I went out back to the 'shop' to look at the tiller before I signed a rental agreement. The guy who was smoking a cigarette (inside!), missing a front tooth and wearing a week's worth of dirt showed me the tiller. "This what you had in mind?" Umm, I guess, as long as it does the job. He offered me a cultivator and three different sizes of tillers. "Dude, I just want to till my garden."
So inside I went, to sign my rental agreement. "What'd ya think?" I told him I'd take it. Mike came in shortly thereafter. He backed my brother's Jeep up to the loading dock and got operating instructions. The chain-smoking, tooth-missing, dirt-wearing guy asked Mike, "You ev'r used one these b'fore?" To which he replied "Uh, yeah, I think so.

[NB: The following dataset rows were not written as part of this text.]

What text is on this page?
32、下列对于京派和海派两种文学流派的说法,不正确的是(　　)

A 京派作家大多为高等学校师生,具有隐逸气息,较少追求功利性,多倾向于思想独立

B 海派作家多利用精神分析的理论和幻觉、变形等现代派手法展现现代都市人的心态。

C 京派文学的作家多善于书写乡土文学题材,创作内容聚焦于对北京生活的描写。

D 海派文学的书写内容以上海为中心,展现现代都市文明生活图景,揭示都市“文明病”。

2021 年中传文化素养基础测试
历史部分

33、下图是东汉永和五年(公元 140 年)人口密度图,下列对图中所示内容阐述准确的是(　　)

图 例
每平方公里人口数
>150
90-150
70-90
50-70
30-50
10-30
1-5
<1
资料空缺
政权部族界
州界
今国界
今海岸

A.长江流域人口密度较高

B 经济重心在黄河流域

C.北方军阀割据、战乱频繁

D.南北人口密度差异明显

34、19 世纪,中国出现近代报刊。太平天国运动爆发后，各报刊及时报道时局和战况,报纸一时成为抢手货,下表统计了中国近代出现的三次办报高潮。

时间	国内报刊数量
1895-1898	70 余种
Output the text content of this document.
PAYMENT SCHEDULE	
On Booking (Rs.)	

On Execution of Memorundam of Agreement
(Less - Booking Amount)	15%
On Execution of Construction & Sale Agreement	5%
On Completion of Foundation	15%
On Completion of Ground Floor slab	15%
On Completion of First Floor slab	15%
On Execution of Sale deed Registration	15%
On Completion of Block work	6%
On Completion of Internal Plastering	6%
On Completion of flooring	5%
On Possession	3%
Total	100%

A while back." He didn't sound very convincing, I just don't think he wanted to listen to operating instructions. But he got them anyway... "you pull this here pin out, flip this guy upside down, push here, pull there. There's the choke, and this lever...." I'm not sure if he stopped making sense or if I just stopped listening. Probably the latter, as I don't even know what a 'choke' does. Anyway, they loaded this beast up and off we went.
We got the tiller to Mike's house, and off to work he went. He attempted to 'pull the pin and flip this guy upside down' and couldn't figure it out. I think he had stopped listening to Mr. Rent-It too. Once he got the tiller started and held the lever down that made it go, the thing took off. It only had one speed: GO. In a matter of seconds, I was doubled over in laughter. After a couple minutes, I asked Mike if he was mad. No. But beads of sweat, strained back muscles, three blisters, and six inches of torn-up dirt later, I'm pretty sure he had a different answer.
Days later, things are looking great. The roots that were torn up have all died, and I think it's ready to be planted. I'm waiting for this stretch of 35 degree nights to be over, and I'll get to work. Best of all, Mike even says he'll do the whole tiller-rental thing again if needed. Maybe he wasn't so mad after all!
Thanks Mikey, for tilling!
...and for not letting me do it myself!
omg, just picturing that made me laugh out loud!